会社設立前の売上を設立後の売上として計上できる

 会社を創る場合、ある程度の売り込み先を確保したうえで設立するケースが見られるため、会社設立前(会社の登記前)に「売上」が発生してしまうことがあります。この会社設立前の「売上」を税務上はどのように処理するのでしょうか?
 原則として、会社設立前の損益については、設立登記前の組織体が個人事業者ならば「個人の損益」、団体としての実態があるならば人格のない社団等の損益として処理をします。
 ただし、損益が発生している期間が短い場合は、国税当局が「その間の取引を会社と区分して計算し、申告するのは手数のかかること。また、そのような短い期間の取引金額は、通常さほど大きくはないので、個人事業者の法人成りの場合を除いて設立第1期の事業年度の損益に含めて申告しても構わない」としています。


5,000円以下の飲食費は交際費?

 18年度税制改正で、お客様との飲食費について、1人当たり5,000円以下であれば、一切税務上の交際費として課税されないことになる予定です(適用期間は、平成18年4月1日から平成20年3月31日)。
 現在は、会議に関連して通常要する費用の範囲であれば、会議費として全額損金計上できます。
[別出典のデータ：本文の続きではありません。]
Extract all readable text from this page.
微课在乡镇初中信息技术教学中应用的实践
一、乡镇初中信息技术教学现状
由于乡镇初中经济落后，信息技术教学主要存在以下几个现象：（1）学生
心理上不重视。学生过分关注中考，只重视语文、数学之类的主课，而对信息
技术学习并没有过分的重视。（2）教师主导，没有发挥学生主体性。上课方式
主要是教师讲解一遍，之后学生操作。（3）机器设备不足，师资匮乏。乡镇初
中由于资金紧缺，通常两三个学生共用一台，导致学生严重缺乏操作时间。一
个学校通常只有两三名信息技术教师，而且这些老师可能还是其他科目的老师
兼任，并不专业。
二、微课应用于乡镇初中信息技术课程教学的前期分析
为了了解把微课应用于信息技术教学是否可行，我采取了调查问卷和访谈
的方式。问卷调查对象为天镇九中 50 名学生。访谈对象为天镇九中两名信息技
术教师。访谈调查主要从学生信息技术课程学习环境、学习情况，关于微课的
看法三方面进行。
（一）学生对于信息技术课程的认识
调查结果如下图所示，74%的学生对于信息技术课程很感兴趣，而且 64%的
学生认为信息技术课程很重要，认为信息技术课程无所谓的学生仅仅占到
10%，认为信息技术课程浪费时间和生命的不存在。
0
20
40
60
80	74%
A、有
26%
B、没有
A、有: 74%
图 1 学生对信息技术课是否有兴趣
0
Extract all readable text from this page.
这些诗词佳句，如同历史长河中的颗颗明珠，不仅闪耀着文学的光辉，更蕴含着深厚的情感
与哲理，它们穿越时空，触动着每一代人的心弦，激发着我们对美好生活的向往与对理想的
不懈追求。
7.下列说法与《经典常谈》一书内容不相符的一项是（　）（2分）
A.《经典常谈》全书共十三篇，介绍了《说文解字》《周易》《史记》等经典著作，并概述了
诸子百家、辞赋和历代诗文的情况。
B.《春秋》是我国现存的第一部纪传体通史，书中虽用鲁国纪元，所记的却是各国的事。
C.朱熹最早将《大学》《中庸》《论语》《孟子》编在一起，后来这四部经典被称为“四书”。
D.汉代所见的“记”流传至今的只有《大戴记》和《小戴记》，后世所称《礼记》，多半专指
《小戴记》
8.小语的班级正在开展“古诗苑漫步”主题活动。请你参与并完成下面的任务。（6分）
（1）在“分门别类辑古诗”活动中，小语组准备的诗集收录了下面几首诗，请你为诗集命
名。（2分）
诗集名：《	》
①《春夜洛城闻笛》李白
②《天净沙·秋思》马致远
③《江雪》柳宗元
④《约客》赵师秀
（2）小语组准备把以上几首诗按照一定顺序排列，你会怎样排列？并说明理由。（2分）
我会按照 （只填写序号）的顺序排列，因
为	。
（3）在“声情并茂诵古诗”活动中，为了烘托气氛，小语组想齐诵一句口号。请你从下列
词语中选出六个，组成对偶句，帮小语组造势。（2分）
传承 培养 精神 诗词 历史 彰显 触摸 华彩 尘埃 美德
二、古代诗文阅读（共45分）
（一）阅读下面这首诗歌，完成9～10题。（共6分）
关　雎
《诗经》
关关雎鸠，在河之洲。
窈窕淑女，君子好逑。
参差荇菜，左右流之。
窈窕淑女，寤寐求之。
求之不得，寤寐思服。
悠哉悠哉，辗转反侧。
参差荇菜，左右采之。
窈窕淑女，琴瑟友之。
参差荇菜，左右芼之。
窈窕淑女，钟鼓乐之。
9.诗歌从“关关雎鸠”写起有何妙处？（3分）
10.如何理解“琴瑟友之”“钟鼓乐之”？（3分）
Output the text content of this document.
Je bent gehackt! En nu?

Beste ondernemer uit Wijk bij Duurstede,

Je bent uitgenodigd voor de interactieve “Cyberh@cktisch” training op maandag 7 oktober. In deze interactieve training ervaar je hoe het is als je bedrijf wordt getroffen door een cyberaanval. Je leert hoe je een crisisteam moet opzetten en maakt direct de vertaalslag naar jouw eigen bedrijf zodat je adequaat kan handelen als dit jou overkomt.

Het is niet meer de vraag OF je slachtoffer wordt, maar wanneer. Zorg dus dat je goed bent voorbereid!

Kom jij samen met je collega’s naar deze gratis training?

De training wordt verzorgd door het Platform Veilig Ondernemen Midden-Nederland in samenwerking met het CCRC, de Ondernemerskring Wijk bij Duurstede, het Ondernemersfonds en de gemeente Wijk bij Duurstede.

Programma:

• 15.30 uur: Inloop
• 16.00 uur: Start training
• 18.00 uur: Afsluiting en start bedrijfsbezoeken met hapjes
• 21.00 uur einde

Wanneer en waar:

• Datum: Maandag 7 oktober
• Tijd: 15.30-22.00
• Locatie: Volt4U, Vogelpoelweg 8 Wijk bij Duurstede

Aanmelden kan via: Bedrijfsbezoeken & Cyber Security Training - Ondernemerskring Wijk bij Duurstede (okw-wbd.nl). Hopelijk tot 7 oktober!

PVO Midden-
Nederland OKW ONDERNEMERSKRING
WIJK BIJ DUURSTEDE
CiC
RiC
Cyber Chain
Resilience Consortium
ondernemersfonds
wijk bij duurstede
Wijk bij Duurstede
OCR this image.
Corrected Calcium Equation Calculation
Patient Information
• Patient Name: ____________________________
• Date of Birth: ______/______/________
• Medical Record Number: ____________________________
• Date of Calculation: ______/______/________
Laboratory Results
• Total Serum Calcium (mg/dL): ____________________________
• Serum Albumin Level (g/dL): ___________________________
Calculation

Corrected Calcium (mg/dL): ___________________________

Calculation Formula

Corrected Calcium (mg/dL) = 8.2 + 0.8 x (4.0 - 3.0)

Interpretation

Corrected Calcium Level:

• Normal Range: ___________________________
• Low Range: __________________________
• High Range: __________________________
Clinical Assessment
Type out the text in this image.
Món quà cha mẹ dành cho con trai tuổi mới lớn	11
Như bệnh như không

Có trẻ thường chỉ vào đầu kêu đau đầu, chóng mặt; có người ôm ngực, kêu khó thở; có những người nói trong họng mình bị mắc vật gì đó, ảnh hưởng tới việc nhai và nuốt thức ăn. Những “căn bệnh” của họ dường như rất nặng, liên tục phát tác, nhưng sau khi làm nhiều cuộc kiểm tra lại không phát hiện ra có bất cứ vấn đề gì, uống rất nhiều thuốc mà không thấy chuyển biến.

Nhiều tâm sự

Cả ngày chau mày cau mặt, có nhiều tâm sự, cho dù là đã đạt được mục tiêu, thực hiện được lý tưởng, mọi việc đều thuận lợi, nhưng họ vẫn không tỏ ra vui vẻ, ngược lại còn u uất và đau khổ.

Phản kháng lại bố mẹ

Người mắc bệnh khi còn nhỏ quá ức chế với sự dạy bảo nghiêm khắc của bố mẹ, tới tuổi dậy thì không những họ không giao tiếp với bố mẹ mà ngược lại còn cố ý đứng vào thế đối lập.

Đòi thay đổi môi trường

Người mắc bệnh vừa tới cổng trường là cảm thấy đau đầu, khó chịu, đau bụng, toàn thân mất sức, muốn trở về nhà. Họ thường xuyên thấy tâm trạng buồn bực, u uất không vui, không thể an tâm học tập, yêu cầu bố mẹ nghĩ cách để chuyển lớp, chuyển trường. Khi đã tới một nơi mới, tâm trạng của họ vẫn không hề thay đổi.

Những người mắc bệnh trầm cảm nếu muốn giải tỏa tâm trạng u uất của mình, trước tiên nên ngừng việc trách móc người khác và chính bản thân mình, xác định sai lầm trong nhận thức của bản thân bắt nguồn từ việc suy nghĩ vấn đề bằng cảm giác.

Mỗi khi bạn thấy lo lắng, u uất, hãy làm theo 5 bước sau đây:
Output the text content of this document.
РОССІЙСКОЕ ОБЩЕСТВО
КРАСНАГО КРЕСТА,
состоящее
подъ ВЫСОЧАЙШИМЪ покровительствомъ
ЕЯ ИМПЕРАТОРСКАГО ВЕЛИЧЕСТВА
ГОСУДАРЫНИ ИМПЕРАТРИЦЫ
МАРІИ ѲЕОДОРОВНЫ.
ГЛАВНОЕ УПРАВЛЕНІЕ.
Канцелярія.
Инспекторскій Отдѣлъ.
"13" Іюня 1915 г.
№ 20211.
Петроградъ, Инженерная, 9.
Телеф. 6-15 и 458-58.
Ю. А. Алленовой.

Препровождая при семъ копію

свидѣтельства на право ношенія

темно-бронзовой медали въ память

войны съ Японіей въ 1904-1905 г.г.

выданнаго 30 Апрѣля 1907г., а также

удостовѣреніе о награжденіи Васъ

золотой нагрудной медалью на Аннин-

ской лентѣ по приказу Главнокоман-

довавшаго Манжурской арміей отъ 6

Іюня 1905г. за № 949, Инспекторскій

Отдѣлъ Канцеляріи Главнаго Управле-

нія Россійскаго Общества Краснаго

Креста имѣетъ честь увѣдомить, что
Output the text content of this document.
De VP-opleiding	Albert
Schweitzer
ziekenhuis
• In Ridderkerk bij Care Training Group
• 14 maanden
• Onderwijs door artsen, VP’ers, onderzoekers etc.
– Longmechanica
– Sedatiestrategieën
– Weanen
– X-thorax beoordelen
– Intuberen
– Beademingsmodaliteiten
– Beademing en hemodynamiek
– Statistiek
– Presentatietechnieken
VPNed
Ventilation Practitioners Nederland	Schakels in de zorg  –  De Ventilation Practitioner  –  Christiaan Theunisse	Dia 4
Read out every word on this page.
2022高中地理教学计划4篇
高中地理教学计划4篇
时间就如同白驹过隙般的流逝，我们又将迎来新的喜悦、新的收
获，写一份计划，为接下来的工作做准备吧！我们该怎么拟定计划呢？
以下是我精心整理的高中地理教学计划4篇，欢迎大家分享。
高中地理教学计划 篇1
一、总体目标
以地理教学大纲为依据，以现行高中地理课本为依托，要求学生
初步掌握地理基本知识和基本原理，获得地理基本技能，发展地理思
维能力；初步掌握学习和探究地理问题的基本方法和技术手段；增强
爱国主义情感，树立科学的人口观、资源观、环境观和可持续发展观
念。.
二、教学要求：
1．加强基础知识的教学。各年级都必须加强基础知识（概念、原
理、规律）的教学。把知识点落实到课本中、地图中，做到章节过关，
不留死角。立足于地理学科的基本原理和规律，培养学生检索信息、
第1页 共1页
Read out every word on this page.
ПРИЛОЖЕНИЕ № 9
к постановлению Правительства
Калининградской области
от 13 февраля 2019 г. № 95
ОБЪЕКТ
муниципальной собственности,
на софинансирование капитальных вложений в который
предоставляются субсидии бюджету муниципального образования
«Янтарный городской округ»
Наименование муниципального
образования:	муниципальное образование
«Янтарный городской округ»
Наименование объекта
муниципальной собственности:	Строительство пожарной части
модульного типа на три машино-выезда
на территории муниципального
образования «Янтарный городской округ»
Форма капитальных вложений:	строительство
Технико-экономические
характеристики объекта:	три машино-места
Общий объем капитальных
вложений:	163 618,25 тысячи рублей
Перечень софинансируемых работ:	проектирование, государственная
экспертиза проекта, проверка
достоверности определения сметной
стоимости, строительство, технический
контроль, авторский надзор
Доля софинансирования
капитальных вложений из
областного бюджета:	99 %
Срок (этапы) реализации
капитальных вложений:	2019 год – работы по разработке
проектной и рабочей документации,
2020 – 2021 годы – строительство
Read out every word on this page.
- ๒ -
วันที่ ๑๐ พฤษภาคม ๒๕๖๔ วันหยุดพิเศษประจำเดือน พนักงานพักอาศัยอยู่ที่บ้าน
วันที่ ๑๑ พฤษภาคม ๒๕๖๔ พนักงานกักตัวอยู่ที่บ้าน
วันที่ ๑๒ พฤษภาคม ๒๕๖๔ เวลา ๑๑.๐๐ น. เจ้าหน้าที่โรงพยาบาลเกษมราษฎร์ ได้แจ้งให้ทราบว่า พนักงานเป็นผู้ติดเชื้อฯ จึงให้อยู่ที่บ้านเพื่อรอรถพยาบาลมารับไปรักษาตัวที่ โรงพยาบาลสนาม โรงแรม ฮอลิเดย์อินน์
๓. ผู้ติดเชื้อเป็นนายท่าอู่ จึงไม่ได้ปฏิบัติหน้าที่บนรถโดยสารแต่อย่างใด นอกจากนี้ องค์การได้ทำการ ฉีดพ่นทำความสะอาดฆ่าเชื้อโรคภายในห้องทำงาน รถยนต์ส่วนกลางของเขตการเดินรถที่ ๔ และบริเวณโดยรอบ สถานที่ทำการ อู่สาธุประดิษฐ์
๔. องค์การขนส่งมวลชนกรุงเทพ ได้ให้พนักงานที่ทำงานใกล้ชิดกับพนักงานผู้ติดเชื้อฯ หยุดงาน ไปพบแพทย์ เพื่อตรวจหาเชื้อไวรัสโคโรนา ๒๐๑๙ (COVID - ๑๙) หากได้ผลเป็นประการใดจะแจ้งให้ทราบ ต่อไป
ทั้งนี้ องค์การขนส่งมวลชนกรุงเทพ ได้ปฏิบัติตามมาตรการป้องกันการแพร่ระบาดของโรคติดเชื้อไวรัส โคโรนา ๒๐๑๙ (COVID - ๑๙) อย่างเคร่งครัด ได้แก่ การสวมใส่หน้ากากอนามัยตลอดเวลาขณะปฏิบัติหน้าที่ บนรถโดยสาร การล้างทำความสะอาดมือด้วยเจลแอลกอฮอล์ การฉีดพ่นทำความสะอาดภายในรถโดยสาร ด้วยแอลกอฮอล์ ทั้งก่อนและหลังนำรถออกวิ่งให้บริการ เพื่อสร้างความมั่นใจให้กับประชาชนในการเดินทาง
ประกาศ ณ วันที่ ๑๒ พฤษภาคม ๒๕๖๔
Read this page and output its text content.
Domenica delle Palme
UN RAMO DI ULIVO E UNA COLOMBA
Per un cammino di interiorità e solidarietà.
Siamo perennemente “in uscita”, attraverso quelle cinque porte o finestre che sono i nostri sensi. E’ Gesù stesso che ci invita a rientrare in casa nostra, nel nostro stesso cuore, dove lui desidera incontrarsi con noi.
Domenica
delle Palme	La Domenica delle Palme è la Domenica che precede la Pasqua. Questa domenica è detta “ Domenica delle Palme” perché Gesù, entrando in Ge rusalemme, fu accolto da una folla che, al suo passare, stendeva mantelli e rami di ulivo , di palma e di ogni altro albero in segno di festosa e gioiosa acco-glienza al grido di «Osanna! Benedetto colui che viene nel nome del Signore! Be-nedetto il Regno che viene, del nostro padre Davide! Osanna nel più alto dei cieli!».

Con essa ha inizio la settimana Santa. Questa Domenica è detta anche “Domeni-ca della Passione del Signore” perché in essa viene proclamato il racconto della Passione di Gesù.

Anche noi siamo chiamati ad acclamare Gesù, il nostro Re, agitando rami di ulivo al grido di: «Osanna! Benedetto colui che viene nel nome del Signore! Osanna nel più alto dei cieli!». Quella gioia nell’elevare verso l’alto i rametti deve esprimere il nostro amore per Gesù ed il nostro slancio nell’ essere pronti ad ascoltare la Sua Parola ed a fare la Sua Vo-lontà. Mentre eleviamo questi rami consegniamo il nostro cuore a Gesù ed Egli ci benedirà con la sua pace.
具体的な金額については、規定されていませんが、概ね3000円程度(1人当たり)であれば、交際費として課税されないとされています。


カゼの予防接種代は医療費控除できない?

 寒さが増す毎日で、カゼ、特にインフルエンザには気をつけたいものです。最近は予防接種を受けられる方も多いと思われますが、予防接種費用は健康保険の対象とならないため、家族全員ともなれば結構な支出を伴います。
 となれば当然のことながら”医療費控除できるのでは?”と考えてしまうのですが、残念なことに、こうしたインフルエンザの予防接種等の”自分の意思による病気予防”を目的とするものは、”病気の治療目的”ではないため医療費控除の対象となりません。
 ただし、カゼの予防接種以外のもので、医師の診療により病気の治療に必要とされた場合には医療費の対象となるものもあります(医師の診断書等が必要です)。